2. Stronger marketing impression and easier conversions

Screenshots from Zomato and Swiggy Listing Pages

The restaurant industry is hyper competitive and nothing sums it up just as well as any food aggregator app does. Take a look at these screenshots of a typical Swiggy and Zomato listing page. You at most get 20% screen space and you’ve got to convey your entire brand message in just that. The attention span of a user is less than a second. If you offer everything under the sun and call yourself “Just Another Restaurant”, it’s going to get real hard real quick. It’s your focus that will differentiate you.

3. Easier quality control and higher consistency

Photo by Corinne Kutz on Unsplash

In our previous article, we spoke at length about the importance of quality and consistency to the success of any restaurant. But how can you maintain great quality when there are 200 items on your menu?
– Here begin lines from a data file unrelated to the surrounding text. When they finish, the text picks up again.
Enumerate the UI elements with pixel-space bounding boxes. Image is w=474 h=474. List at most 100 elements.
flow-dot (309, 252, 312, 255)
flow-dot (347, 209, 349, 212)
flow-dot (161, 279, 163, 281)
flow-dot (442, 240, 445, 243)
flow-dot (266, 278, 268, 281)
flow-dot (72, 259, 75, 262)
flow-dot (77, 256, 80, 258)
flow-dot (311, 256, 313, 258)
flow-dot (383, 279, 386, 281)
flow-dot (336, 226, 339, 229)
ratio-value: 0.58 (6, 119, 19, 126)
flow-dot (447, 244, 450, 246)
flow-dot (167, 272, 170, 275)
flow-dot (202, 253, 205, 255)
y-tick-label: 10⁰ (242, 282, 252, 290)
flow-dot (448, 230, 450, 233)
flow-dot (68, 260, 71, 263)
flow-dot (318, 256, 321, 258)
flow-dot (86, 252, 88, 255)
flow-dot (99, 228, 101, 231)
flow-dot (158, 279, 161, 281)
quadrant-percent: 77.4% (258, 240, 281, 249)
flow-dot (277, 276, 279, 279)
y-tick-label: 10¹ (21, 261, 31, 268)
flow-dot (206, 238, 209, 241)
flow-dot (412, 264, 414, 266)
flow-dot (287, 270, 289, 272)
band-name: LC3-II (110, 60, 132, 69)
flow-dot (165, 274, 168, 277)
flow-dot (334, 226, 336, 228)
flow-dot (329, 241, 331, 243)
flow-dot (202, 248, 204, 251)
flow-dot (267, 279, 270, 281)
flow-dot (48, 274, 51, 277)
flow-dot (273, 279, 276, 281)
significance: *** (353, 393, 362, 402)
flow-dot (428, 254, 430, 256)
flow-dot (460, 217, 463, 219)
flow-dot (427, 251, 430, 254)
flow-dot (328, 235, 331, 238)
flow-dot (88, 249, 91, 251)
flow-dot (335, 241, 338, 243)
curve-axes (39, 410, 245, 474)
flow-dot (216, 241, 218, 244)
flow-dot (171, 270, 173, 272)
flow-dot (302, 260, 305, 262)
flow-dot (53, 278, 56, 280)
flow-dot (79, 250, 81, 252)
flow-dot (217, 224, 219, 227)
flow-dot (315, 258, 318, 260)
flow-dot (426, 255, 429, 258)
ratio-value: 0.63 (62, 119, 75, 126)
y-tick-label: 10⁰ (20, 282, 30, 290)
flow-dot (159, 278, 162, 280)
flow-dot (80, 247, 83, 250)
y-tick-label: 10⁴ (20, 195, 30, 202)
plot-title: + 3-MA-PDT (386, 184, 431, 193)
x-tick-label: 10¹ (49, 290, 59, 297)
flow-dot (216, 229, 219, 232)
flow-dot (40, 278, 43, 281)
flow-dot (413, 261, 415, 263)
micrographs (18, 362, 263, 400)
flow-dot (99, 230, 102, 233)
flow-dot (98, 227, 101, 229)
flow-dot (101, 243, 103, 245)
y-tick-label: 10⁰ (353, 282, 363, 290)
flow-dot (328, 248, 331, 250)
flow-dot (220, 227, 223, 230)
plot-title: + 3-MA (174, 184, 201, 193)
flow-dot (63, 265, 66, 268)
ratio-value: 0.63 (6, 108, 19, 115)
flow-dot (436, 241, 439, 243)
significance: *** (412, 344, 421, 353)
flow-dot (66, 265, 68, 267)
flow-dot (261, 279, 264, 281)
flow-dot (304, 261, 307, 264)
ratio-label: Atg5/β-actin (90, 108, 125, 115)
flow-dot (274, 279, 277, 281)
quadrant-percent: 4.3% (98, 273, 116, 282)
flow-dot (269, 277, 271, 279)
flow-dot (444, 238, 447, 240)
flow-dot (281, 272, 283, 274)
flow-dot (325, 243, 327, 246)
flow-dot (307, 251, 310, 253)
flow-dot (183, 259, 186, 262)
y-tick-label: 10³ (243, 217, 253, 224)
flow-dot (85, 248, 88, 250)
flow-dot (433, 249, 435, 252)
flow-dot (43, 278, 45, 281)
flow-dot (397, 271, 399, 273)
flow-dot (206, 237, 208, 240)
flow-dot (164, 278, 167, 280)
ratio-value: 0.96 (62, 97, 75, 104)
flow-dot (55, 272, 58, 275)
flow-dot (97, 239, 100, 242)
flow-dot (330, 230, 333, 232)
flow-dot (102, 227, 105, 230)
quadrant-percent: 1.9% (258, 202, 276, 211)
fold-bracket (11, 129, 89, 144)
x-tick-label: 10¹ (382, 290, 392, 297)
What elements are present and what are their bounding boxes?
It’s practically impossible to make sure you source the right ingredients, attract good chefs and train them well, for every single item. Keeping the menu nice and short is your saving grace here. It’ll allow you to master the process of delivering high quality dishes and keep things tight on the long run.
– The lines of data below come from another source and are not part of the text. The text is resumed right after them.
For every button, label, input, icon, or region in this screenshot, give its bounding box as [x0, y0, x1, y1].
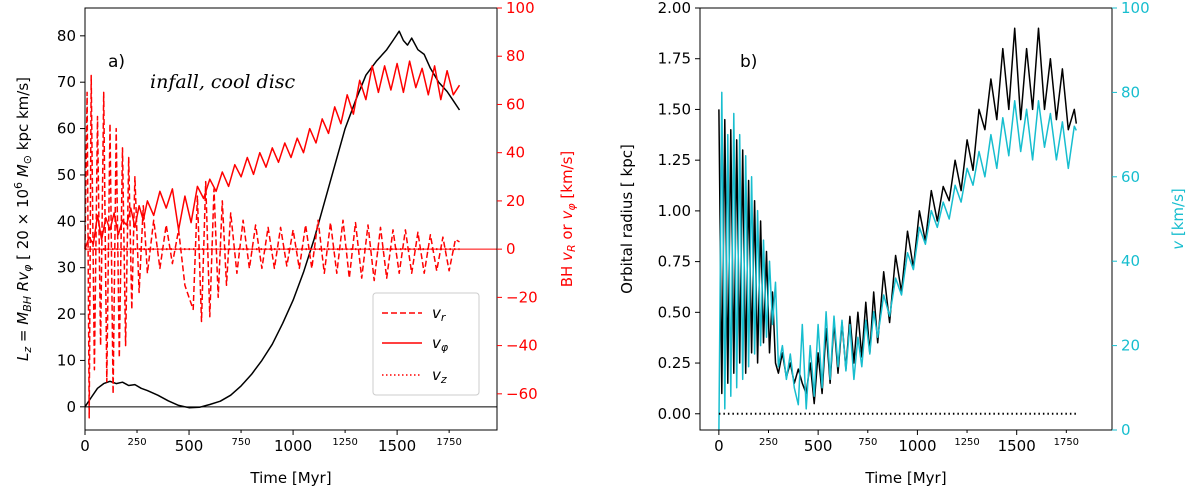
x-tick-label: 0 [714, 437, 724, 455]
panel-b-label: b) [740, 52, 757, 72]
x-tick-label: 0 [80, 437, 90, 455]
panel-a-frame [84, 7, 498, 431]
series-line-Lz [84, 30, 461, 409]
y-left-tick-label: 0.75 [658, 253, 691, 271]
y-left-tick-label: 10 [57, 351, 76, 369]
y-left-tick-label: 80 [57, 27, 76, 45]
panel-a-ylabel-right: BH vR or vφ [km/s] [558, 151, 578, 288]
x-minor-tick-label: 750 [858, 437, 877, 448]
y-left-tick-label: 50 [57, 166, 76, 184]
y-left-tick-label: 0.50 [658, 303, 691, 321]
x-minor-tick-label: 1750 [436, 437, 461, 448]
panel-b-ylabel-left: Orbital radius [ kpc] [618, 144, 636, 294]
panel-b-xlabel: Time [Myr] [864, 469, 946, 487]
x-minor-tick-label: 250 [127, 437, 146, 448]
y-right-tick-label: 40 [1121, 252, 1140, 270]
y-left-tick-label: 0.25 [658, 354, 691, 372]
y-left-tick-label: 2.00 [658, 0, 691, 17]
y-right-tick-label: −40 [506, 337, 538, 355]
x-minor-tick-label: 750 [232, 437, 251, 448]
y-right-tick-label: 0 [1121, 421, 1131, 439]
y-right-tick-label: 20 [506, 192, 525, 210]
series-line-radius [718, 27, 1078, 405]
y-left-tick-label: 30 [57, 259, 76, 277]
y-left-tick-label: 1.00 [658, 202, 691, 220]
legend-label-vz: vz [432, 366, 447, 386]
x-tick-label: 1500 [378, 437, 416, 455]
y-left-tick-label: 0.00 [658, 405, 691, 423]
x-tick-label: 1500 [998, 437, 1036, 455]
y-right-tick-label: 100 [1121, 0, 1150, 17]
y-left-tick-label: 70 [57, 73, 76, 91]
panel-a-annotation: infall, cool disc [150, 71, 296, 93]
x-minor-tick-label: 1750 [1054, 437, 1079, 448]
x-minor-tick-label: 1250 [954, 437, 979, 448]
legend-frame [372, 292, 480, 396]
legend-label-vr: vr [432, 304, 447, 324]
series-line-v [718, 91, 1077, 431]
y-right-tick-label: 60 [506, 95, 525, 113]
panel-a-series [84, 30, 461, 419]
y-right-tick-label: 20 [1121, 337, 1140, 355]
y-left-tick-label: 60 [57, 120, 76, 138]
y-left-tick-label: 20 [57, 305, 76, 323]
y-left-tick-label: 1.75 [658, 50, 691, 68]
panel-a-zero-lines [85, 248, 497, 408]
panel-b-series [718, 27, 1078, 431]
y-right-tick-label: 0 [506, 240, 516, 258]
series-line-vr [84, 74, 460, 419]
x-tick-label: 500 [804, 437, 833, 455]
panel-a-label: a) [108, 52, 125, 72]
y-right-tick-label: 80 [1121, 83, 1140, 101]
y-right-tick-label: 40 [506, 144, 525, 162]
x-minor-tick-label: 250 [759, 437, 778, 448]
y-right-tick-label: 100 [506, 0, 535, 17]
x-tick-label: 1000 [274, 437, 312, 455]
y-left-tick-label: 0 [66, 398, 76, 416]
y-right-tick-label: −60 [506, 385, 538, 403]
y-right-tick-label: 60 [1121, 168, 1140, 186]
y-right-tick-label: 80 [506, 47, 525, 65]
legend-label-vphi: vφ [432, 334, 449, 354]
series-line-v [84, 60, 461, 250]
y-left-tick-label: 1.50 [658, 100, 691, 118]
panel-a-xlabel: Time [Myr] [249, 469, 331, 487]
panel-a-ylabel-left: Lz = MBH Rvφ [ 20 × 106 M⊙ kpc km/s] [12, 77, 34, 361]
y-right-tick-label: −20 [506, 288, 538, 306]
y-left-tick-label: 40 [57, 212, 76, 230]
panel-a-legend: vr vφ vz [372, 292, 480, 396]
x-tick-label: 1000 [898, 437, 936, 455]
x-minor-tick-label: 1250 [332, 437, 357, 448]
x-tick-label: 500 [175, 437, 204, 455]
panel-b-frame [699, 7, 1113, 431]
panel-b-ylabel-right: v [km/s] [1169, 188, 1187, 250]
y-left-tick-label: 1.25 [658, 151, 691, 169]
4. Leaner, meaner kitchen operations

Photos by Ali Yahya on Unsplash

Waste is a persistent enemy of every restaurant business. You just can’t avoid it, but you can definitely reduce it. Recipe and inventory management are nightmares for any restaurant manager, only made worse by long, extensive menus. With a smaller menu, there are just fewer things to keep track of. It reduces the workload on your staff and allows them to match demand and supply better. You can then stock up on the freshest ingredients, use them efficiently and reduce the overall waste. Less waste means more profit. So go right ahead, trim down your menu and reap the benefits!